Contrast these three days I could have spent doing the repetitive task, to the 3 hours I actually did spend implementing a script I found off the web, letting the script run for each of the sites and documenting the process for anyone else in the team to be able to do the task quickly and easily in the future.

It’s something that challenged and fulfilled me, got the same end result, along with bonuses (the automated process, fully documented), in 10% of the time it would have taken if I did it the manual way.

Three days doing a mundane repetitive task verses three hours enthused in creating something that will benefit other people too – if you were me, which would you have picked?

Automating or simplifying mundane repetitive tasks

Now I get that you are rarely going to need to copy and paste page titles from airport websites, but what other mundane repetitive tasks do you and I do in our day to day lives that we could automate or simplify?
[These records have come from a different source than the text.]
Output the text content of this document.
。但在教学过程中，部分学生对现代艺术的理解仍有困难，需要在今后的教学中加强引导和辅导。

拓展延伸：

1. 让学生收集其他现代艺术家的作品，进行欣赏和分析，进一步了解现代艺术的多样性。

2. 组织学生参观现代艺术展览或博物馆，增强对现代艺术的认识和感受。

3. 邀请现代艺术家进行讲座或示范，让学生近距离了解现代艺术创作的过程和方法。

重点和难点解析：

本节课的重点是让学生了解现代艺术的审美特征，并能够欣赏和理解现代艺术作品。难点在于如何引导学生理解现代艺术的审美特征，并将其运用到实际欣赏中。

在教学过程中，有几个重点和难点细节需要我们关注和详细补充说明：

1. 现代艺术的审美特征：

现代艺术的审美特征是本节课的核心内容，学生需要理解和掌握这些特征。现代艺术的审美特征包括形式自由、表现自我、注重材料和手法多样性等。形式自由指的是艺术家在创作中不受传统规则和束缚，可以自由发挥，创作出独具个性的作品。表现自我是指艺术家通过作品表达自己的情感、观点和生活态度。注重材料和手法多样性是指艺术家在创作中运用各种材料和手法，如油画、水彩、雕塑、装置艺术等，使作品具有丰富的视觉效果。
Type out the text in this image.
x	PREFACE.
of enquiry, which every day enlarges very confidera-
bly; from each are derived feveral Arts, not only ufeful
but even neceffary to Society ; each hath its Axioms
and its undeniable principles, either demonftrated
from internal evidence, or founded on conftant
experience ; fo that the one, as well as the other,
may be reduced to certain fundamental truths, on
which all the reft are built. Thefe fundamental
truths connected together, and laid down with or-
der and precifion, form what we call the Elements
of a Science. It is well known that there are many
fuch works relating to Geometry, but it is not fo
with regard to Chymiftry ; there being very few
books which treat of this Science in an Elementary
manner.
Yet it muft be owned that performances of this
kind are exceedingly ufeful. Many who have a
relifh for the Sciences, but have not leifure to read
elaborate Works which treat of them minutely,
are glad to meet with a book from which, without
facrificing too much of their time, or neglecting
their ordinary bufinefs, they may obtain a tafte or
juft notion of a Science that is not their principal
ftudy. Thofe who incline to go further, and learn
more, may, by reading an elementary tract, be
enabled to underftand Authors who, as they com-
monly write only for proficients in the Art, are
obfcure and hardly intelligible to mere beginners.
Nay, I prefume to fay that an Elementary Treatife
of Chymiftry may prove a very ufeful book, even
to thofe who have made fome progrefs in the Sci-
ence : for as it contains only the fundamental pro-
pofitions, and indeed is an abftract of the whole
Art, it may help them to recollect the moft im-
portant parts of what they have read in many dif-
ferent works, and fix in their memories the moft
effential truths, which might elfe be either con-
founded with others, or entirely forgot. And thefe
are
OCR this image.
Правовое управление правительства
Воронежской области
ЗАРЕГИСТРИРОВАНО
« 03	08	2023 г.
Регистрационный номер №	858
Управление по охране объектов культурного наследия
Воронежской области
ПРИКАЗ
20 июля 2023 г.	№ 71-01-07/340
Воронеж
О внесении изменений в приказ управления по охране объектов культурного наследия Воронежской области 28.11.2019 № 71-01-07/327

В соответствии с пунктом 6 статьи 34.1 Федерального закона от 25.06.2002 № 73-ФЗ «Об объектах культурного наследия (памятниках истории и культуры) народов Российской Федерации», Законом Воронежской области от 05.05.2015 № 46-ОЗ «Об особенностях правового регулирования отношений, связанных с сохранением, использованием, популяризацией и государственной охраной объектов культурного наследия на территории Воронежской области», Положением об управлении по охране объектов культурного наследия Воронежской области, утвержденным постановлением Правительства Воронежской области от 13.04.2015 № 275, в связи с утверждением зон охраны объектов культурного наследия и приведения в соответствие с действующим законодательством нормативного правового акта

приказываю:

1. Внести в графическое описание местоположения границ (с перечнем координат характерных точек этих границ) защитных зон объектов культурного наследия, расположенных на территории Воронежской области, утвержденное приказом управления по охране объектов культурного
  • Handling money: Automate your finances – get paid directly into your account (no more cheques), set up regular savings deposits and set up automatic bill payment.
  • Filling forms: Have people fill forms out electronically rather than you having to manually type out hand written forms that have been sent to you.
  • Co-ordinating diaries: When organising meetings or a social function, get participants to fill out an online poll (such as Doodle) rather than clogging up email inboxes and trying to work out who is available when.
  • Sharing documents: When sending documents to groups of people, load them up onto a central shareable space (using a tool like Dropbox ~ referral link) and point people to it, rather than manually sending the files out to each person that asks for it.
  • Regular communication: When someone expects to receive a text message from you every day or each week, schedule it and let it run automatically (using a tool like SMS Scheduler for Android phones) rather than trying to remember to send them that daily or weekly message.
  • Daily meal planning: Create a simple weekly dinner menu rather than stressing about what to make for dinner each evening.
  • Gardening: Put sand in between paving slabs on your front drive to minimise weed growth, rather than pulling out weeds every month. More at: How to make your yard easier to maintain.
  • Buying clothes: Buy quality garments that last a long time, rather than shopping for new clothes every other week.
  • Daily commute: Live closer to work, or work closer to home, rather than getting stuck in traffic for an hour each way.

This is just the beginning for moving beyond the drudgery of day to day tasks and fretting over how much time you have lost. It is about claiming back lost time and doing more of what enthuses us.

What else could you do to simplify and automate rather than drown in the repetitive and mundane?